Aseveran que la gente y también los jueces pueden ser víctimas de la profusión de leyes

“Somos víctimas de la contaminación, dispersión o inflación legislativa, caracterizadas por la notoria abundancia, exceso y dispersión. El desorden nos lleva a un creciente desconocimiento de la ley por parte del pueblo, que la pone en estado de crisis, con una autoridad debilitada”, confesó Reinaldo Jiménez.
El justicialista fue ayer el primer orador de la continuidad de la sesión destinada a derogar más de 4.000 normas, que se reanudó con 28 legisladores en sus bancas. En su exposición advirtió que no sólo el ciudadano común ignora las normas, sino que jueces, funcionarios y profesionales del Derecho son o pueden ser víctimas de la gran cantidad de legislación existente.

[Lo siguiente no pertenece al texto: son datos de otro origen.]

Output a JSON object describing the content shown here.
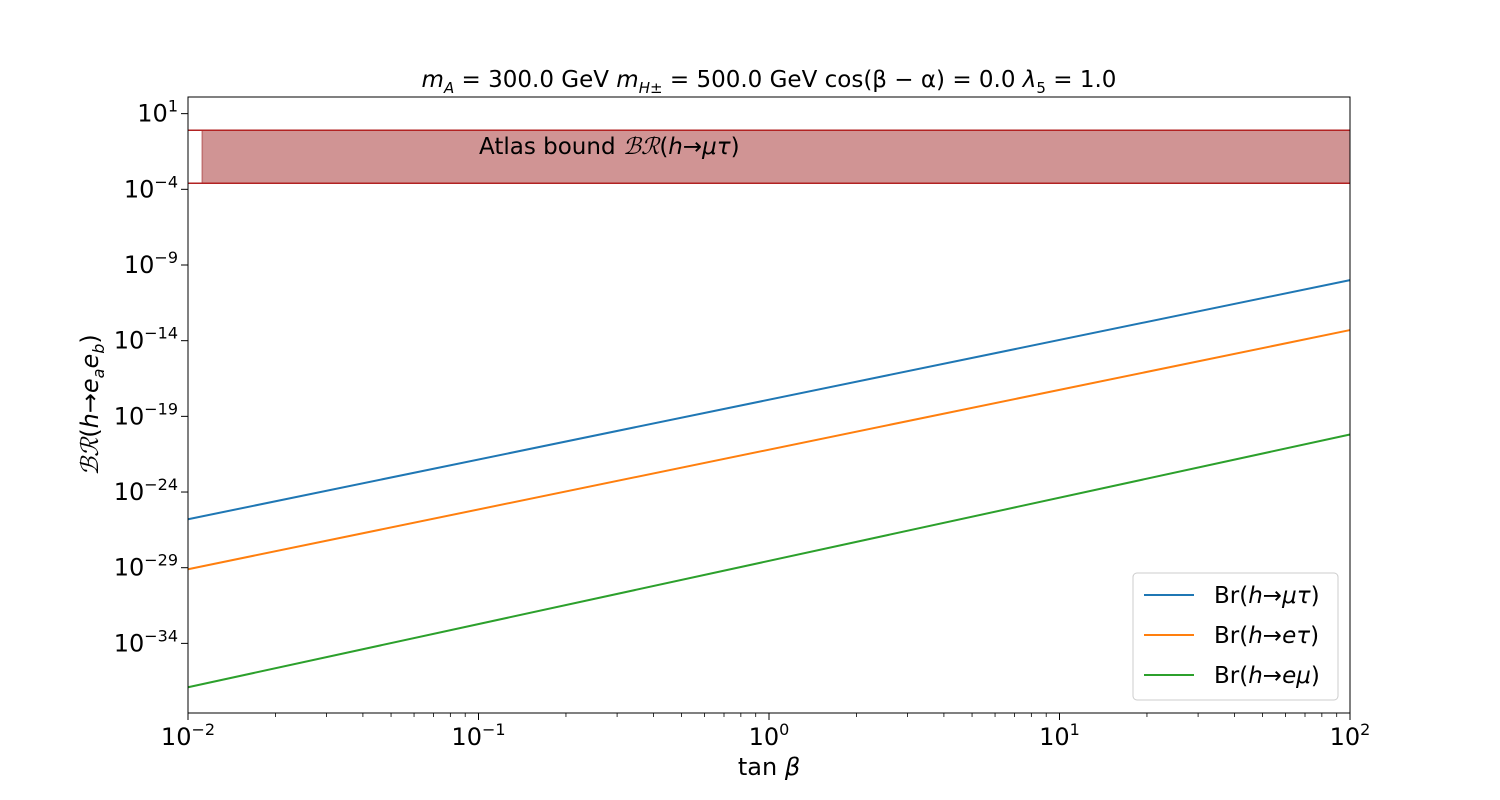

“La ley es la materia prima de este colosal trabajo que es el Digesto Jurídico Provincial, uno de los pilares de la democracia. Ella marcó un antes y un después en la historia universal, tras la revolución francesa que destruyó el antiguo régimen. Con esta tarea, revitalizamos la democracia, oxigenamos el sistema republicano e impactará en la gente, por su sentido social”, aseguró Jiménez, quien integra la comisión especial encargada de elaborar el compendio. El oficialista Carlos Canevaro justificó la decisión de la comisión del Digesto de, ante la duda, no disponer la derogación de la norma. “Hay un alto grado de compromiso de todos los legisladores”, sostuvo, lo que fue avalado por Fernando Juri Debo, quien remarcó que el espíritu de cuerpo permitió superar las diferencias.

Por esa cautela, se optó por mantener en plena vigencia o disponer la caducidad de numerosas normas; Sisto Terán identificó esta última estrategia como “poner una ley en la papelera de la computadora”, de donde poder revivirla en caso de necesidad.